Wave 1
When the first signs of the tide of thinking, arose
in a place and time so far away,
Islands of cities, and of understanding;
Nature’s origin, called Arche, matured in prose.
“Water”, said Thales, “Apeiron”, his pupil,
Referring to infinite, unlimited void,
“Not humanly possible, unwarranted claims”,
as Xenophanes claimed: so knowing is futile.
A river of thought, then, inspired Heraclitus,
To see everything always in flux,
The irregular ordered by Logos, in Kosmos,
And logos, in us, to confront that what meets us.
So change is apparent and opposites needed,
For nature to be, and it to pertain,
Not so! Eleatic Parmenides posits,
What is, is alone, always has, is completed.
To still inclose change and presence of life,
Anaxagoras and Empedocles joined our forces,
Reality now, is a mixture of elements,
Ordered by Nous, or by dialectical strife.
All this, a pre-Socratic force of philosophical thought:
Inquiring the irrational outside world.
Waves of explanations, new conceptions,
In search for order, in where lies naught.
Wave 2
The tides and stakes rose now new heights,
If the world is irrational, then what am I?
“““Know theyself”, said Delphi,” said Socrates”, said Plato.
Yes, puzzle yourself to whom one cites.
Humans became the centre of enquiry,
Postponing all material truths,
Is there a learning soul, imprisoned in us:
if rationality is, is it us in totality?
Like Socrates’ questions swept up the seas,
So Plato’s soul motivates our desires,
In conflict, in war, within us, ourselves,
Reason loves wisdom, in full - no degrees.
It clashes with needs for food, drink and sex,
spirit acting as an ally of reason,
Yearning for seeing beyond what is seen,
Reaching for Forms with Good at its apex.
Still, the sad strange prisoners inside the cave,
“are like us”, so we are:
bound to beliefs, not true knowledge,
hope beyond reach is what Plato gave.
This Form, this ideal, itself for itself,
Does it help to know how to act?
Aristotle, of this unconvinced,
Made name and wrote an Ethics himself.
In this, he proclaims our ontic inner voice:
before action, a thinking -always- is present,
because this is our virtue: to find the just mean,
It is in our power: Aristotle as proto “pro-choice”.

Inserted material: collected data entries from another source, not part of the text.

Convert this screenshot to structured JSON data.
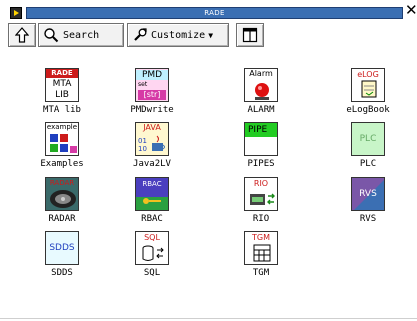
{
  "window": {
    "title": "RADE"
  },
  "toolbar": {
    "search_label": "Search",
    "customize_label": "Customize"
  },
  "apps": [
    {
      "label": "MTA lib",
      "badge": "RADE",
      "lines": [
        "MTA",
        "LIB"
      ]
    },
    {
      "label": "PMDwrite",
      "badge": "PMD",
      "sub": [
        "set",
        "[str]"
      ]
    },
    {
      "label": "ALARM",
      "badge": "Alarm"
    },
    {
      "label": "eLogBook",
      "badge": "eLOG"
    },
    {
      "label": "Examples",
      "badge": "example"
    },
    {
      "label": "Java2LV",
      "badge": "JAVA",
      "sub": [
        "01",
        "10"
      ]
    },
    {
      "label": "PIPES",
      "badge": "PIPE"
    },
    {
      "label": "PLC",
      "badge": "PLC"
    },
    {
      "label": "RADAR",
      "badge": "RADAR"
    },
    {
      "label": "RBAC",
      "badge": "RBAC"
    },
    {
      "label": "RIO",
      "badge": "RIO"
    },
    {
      "label": "RVS",
      "badge": "RVS"
    },
    {
      "label": "SDDS",
      "badge": "SDDS"
    },
    {
      "label": "SQL",
      "badge": "SQL"
    },
    {
      "label": "TGM",
      "badge": "TGM"
    }
  ],
  "colors": {
    "title_bar": "#3b6fb3",
    "rade_red": "#cc1b1b",
    "pmd_magenta": "#d63aa6",
    "pipe_green": "#22cc22",
    "plc_green": "#c8f5c8",
    "rvs_purple": "#7a57a8"
  }
}
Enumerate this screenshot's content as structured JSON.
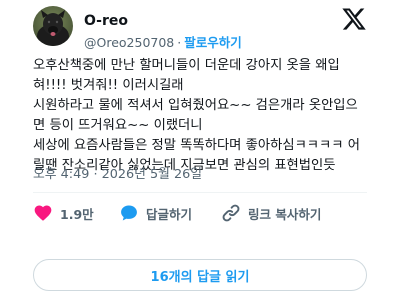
{
  "header": {
    "display_name": "O-reo",
    "handle": "@Oreo250708",
    "separator": "·",
    "follow_label": "팔로우하기"
  },
  "tweet": {
    "lines": [
      "오후산책중에 만난 할머니들이 더운데 강아지 옷을 왜입",
      "혀!!!! 벗겨줘!! 이러시길래",
      "시원하라고 물에 적셔서 입혀줬어요~~ 검은개라 옷안입으",
      "면 등이 뜨거워요~~ 이랬더니",
      "세상에 요즘사람들은 정말 똑똑하다며 좋아하심ㅋㅋㅋㅋ 어",
      "릴땐 잔소리같아 싫었는데 지금보면 관심의 표현법인듯"
    ],
    "time": "오후 4:49",
    "date_separator": "·",
    "date": "2026년 5월 26일"
  },
  "actions": {
    "like_count": "1.9만",
    "reply_label": "답글하기",
    "copy_link_label": "링크 복사하기"
  },
  "replies_button": {
    "label": "16개의 답글 읽기"
  },
  "colors": {
    "like_red": "#f91880",
    "reply_blue": "#1d9bf0",
    "link_gray": "#536471",
    "follow_blue": "#1d9bf0"
  },
  "icons": {
    "avatar": "black-dog-photo",
    "logo": "x-logo-icon",
    "like": "heart-icon",
    "reply": "speech-bubble-icon",
    "copy": "link-icon"
  }
}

Still with me, feeling the vibes?
While oceans of thought spreading around,
Our ancient thinkers reached to the point
of relativism, sedimented in dogmatic tribes.
Wave 3
But wait, suspense judgement, before further concessions,
Aristotle’s method is stronger than us,
Humans can reason each way and against,
No knowledge obtained: confine facts to impressions.
This is Pyrrho’s sceptical stance,
No doctrines to follow, in thinking that is,
In ethics, however, is habit the order,
conventions, no foundations, are there to advance.

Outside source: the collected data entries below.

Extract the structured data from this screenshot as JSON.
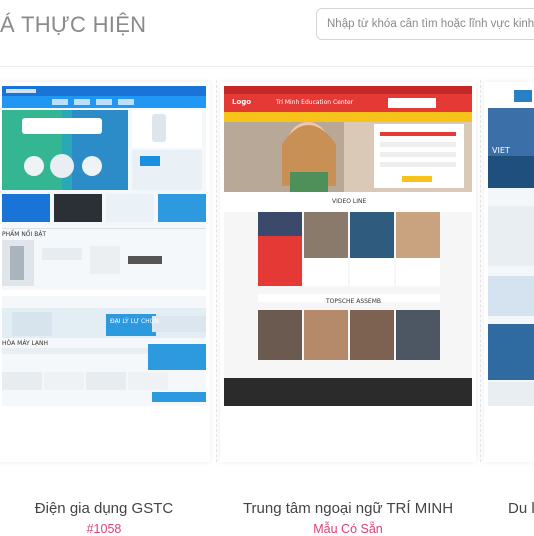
{
  "section": {
    "title": "Á THỰC HIỆN"
  },
  "search": {
    "placeholder": "Nhập từ khóa cần tìm hoặc lĩnh vực kinh doa"
  },
  "templates": [
    {
      "name": "Điện gia dụng GSTC",
      "code": "#1058",
      "thumb_texts": [
        "PHẨM NỔI BẬT",
        "HÒA MÁY LẠNH",
        "ĐẠI LÝ LỰ CHỌN"
      ]
    },
    {
      "name": "Trung tâm ngoại ngữ TRÍ MINH",
      "code": "Mẫu Có Sẵn",
      "thumb_texts": [
        "Logo",
        "Trí Minh Education Center",
        "VIDEO LINE",
        "TOPSCHE ASSEMB"
      ]
    },
    {
      "name": "Du lị",
      "code": "",
      "thumb_texts": [
        "VIET"
      ]
    }
  ],
  "colors": {
    "accent_pink": "#e0407a",
    "blue": "#1a8fe0",
    "red": "#d32f2f",
    "yellow": "#f7c21a"
  }
}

“Still, these constrain my perpetual quizzing,
as is the purpose of being alive!”,
“Be free, of áll social constrains!” barked
Diogenes, the cynic in his dog-like living.
Both sceptic as cynic conceptions of ethics,
Entail a certain retreat in yourself.
This is not “good life” (might be a start),
out and against arose Hellenistic dogmatics:
Wave 4
Before conceding to clerical ages,
with thought regulated by church and by sin,
There are two thinking schools,
I need to inclose on these pages.
Materialistic, both are, out this they deduce,
Ethics: oughts out of ontics:
An atheistic train of thought, let’s follow,
see if it has any practical use.
First, the neutral Epicurean conjugation,
of Atoms, intermixed with Void:
Innocence, reasonless, alogos sensations,
human presence: a mere temporal configuration.
While living: attend, be of active attention,
truth is not thought, it is being received,
To be is: be prudent: choice and avoidance,
from pain towards pleasure, more is pretension.
The Stoics, however, see input of ratio,
this not as an optional trade,
Because minds cannot not rationalise,
for self-preservation, it’s on human bestowed.
What is, is not void, but infinite matter,
one - divisible by logos, but see:
Nothing above and beyond. Forms, Universals:
They are just like this poem: philosophical chatter.
Know thyself and ask thyself:
Am I a Platonist or an Aristotelian?
Am I a sceptic, a cynic, an Epicurean?
Or am I, Stoic, and therefore, I think.